I can say the same to you about Apple's other products. Besides that's not the message your post conveyed. You're saying Apple may as well close up business if the iPhone someday fails. Ridiculous! Apple keeps on reinventing themselves. Jobs got the Mac business to high success. Today virtually everywhere you will see someone with a Mac. After he got the Mac business going again he introduced the iPod and iTunes and they were nothing short of major smash hits. No other company that tried to copy the iPod and iTunes were successful. People said Apple was gonna die if the iPod finally died. Well guess what, they brought out the iPhone.
Then Jobs introduced the iPad and people laughed at Apple. iPad is now the biggest selling tablet in the U.S. You can go ahead and deny that Apple can't make it in life without the iPhone, but they're too smart to rely on one product. They've already proven that. Too bad you refuse to see that.
I don't think anyone will doubt the past because it is easy to see and analyze. What a lot of people doubt is the way forward. Count me in the group that has serious reservations about Apple
going forward. Apple has had a great run, they may yet pull a rabbit out of the hat... but they had better do it soon. The economy looks dicey and and we may have heard the Silicon Valley bubble pop last month. Time will tell.
Compare the general utility of the companies in question: Apple vs. Google. How much money did you pull out of your own bank account to give to Google last year? Now ask the same question about Apple. Go back a decade...
I have given $25 dollars of my money to Google as a company in the last 5 years. I've given Apple several (several) thousand(my last upgrade 5 years ago). Yet, Google has found a way to make way more on me as a product... (most people give them ZERO dollars). Not only that, they provide incredible utility for me and, hazard to guess, a lot here via search, youtube, gmail and docs/drive.
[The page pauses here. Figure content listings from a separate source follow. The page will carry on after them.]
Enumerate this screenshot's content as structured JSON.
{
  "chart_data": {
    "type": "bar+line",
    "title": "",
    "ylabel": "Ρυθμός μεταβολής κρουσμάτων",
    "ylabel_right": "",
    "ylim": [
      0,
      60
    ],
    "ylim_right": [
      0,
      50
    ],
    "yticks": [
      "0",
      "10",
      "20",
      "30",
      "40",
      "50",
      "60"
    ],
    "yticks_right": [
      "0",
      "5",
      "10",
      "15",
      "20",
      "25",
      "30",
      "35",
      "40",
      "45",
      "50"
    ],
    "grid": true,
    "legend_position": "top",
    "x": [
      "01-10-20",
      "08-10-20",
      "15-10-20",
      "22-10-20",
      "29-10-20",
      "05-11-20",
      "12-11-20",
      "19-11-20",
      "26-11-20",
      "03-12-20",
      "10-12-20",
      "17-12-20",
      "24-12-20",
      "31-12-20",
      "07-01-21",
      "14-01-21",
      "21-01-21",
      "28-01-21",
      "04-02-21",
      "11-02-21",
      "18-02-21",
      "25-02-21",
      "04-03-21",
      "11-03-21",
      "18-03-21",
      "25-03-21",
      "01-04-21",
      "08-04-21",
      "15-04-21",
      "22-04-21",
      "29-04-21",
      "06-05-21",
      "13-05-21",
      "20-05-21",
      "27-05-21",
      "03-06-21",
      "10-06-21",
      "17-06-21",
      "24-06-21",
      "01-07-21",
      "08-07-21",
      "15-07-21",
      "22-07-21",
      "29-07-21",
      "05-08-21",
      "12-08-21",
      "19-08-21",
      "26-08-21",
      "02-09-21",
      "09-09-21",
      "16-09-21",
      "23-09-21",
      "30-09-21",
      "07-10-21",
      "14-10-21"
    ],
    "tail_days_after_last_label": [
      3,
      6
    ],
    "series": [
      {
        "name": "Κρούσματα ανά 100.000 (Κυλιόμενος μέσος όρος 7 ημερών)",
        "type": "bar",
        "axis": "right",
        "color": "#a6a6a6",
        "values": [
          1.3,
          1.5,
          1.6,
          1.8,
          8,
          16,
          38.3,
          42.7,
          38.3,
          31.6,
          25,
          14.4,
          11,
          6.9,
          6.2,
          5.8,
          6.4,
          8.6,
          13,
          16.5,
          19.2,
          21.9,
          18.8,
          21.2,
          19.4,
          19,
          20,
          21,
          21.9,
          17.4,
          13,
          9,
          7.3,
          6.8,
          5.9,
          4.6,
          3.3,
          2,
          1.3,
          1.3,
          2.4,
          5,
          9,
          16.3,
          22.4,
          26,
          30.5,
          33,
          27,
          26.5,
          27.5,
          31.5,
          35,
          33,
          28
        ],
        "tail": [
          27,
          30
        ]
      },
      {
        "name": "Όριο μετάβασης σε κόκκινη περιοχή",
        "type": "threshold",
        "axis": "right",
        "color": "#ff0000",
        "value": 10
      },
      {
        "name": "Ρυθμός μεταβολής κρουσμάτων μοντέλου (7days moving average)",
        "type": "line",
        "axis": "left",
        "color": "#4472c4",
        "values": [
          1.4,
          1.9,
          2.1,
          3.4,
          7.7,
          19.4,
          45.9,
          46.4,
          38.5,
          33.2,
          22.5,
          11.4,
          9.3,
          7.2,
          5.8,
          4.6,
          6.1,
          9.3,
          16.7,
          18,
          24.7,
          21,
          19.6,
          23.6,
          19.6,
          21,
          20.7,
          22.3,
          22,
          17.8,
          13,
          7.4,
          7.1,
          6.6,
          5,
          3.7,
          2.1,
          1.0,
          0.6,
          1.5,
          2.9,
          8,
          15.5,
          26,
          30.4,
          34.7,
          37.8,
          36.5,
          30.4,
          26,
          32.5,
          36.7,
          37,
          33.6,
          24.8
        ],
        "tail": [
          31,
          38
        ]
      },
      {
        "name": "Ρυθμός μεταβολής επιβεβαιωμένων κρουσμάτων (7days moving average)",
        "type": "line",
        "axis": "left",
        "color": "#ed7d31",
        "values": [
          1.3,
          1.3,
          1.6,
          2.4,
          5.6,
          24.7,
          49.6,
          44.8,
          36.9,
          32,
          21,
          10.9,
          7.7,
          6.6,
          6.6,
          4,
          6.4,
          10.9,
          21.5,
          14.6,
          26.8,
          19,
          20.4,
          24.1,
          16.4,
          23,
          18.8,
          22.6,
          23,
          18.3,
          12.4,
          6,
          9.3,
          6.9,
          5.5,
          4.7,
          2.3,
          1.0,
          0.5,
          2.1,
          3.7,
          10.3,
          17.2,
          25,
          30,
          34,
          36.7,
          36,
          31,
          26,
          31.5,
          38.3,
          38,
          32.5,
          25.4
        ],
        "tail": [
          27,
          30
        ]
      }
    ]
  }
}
As electronic gadgets become commoditized (xiaomi'ed), the trend toward simplification and cheap devices that speak to the network will gain steam. Apple is a big loser here. Furthermore, the network devices they do make are becoming more and more unfriendly toward people that like to tinker or don't have the capital to upgrade every year (Think the rest of the world). OSX/iOS are becoming more buggy, exactly when it needs to become rock solid.
My data has never been more portable with all the cloud services. The big loser in this space will be companies that stick with walled gardens and autocratic policies. Most apps that people use in professional settings, sans heavy graphics/video, are going cross platform or, more aptly, THE WEB.
Apple is in big trouble. I am a die hard OSX aficionado and I refuse to upgrade my mac until I can take RAM on and off at my leisure. I am not afraid to switch. I ditched the iPhone with iOS 7. What I've found is that I am more worried about data integrity and portability. That is, data that is agnostic to OS and services. If you are 100% apple, you are beholden to the whim of Apple, that is a suckers bet.